If you have been doing all the NSFW things in office thinking the Google Chrome’s incognito will save you, you may need to rethink your strategy. As it turns out, while Chrome’s incognito mode is claimed to be private, it can still be accessed by your employer.
Google Developer, Darin Fisher, who helped create Chrome, told online mag Thrillist, “When you launch the incognito tab there’s this disclaimer there where we really try to help make it really clear to people that your activity is certainly still visible to the websites you visit and could be visible to your employer, to your school, and to your ISP [internet service provider] of course”. You never really read that disclaimer, did you? It’s fine, none of us did.
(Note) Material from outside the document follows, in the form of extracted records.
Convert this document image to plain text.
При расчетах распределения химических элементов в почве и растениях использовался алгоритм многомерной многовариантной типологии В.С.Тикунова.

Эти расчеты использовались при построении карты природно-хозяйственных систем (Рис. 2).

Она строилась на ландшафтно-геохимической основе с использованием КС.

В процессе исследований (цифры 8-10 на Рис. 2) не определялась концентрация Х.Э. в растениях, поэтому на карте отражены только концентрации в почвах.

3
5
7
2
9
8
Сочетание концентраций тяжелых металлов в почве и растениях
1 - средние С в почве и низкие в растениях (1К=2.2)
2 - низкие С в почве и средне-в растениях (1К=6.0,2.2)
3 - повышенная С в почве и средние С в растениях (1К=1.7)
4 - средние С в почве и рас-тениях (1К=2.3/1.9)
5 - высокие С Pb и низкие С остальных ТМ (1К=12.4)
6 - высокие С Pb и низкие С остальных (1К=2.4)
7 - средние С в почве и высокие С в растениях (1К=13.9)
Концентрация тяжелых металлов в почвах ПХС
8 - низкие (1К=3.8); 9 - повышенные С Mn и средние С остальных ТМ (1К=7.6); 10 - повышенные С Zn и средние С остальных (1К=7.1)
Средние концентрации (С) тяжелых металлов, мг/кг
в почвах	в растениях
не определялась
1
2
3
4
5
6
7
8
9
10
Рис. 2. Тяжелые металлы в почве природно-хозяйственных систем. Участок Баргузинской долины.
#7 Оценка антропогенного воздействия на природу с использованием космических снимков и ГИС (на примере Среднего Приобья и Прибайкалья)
In fact, if you open the incognito window now, you will see that beside the warning of your activity is visible to your employee or school, the disclaimer also reads that your activity “might still be visible to” the websites you visit, “including the ads and resources used on those sites”. It also warns that “Pages that you view in incognito tabs won’t stick around in your browser’s history, cookie store or search history after you’ve closed all of your incognito tabs.”
“Any files you download or bookmarks you create will be kept. However, you aren’t invisible. Going incognito doesn’t hide your browsing from your employer, your Internet service provider or the websites that you visit.”
Incognito is instead recommended for avoiding unwanted cookies and keeping web use secret from other users of the same device, Fisher told Thrillist. Fisher also revealed that Google struggled and was “agonized” over the name for Incognito that didn’t oversell the limited privacy that the mode provides. (Smart!)
This essentially means, if you are using your school, college or office computer systems, you can well enough use incognito to avoid cookies and search history, but do not expect no one to know what you searched there, because they can and probably will!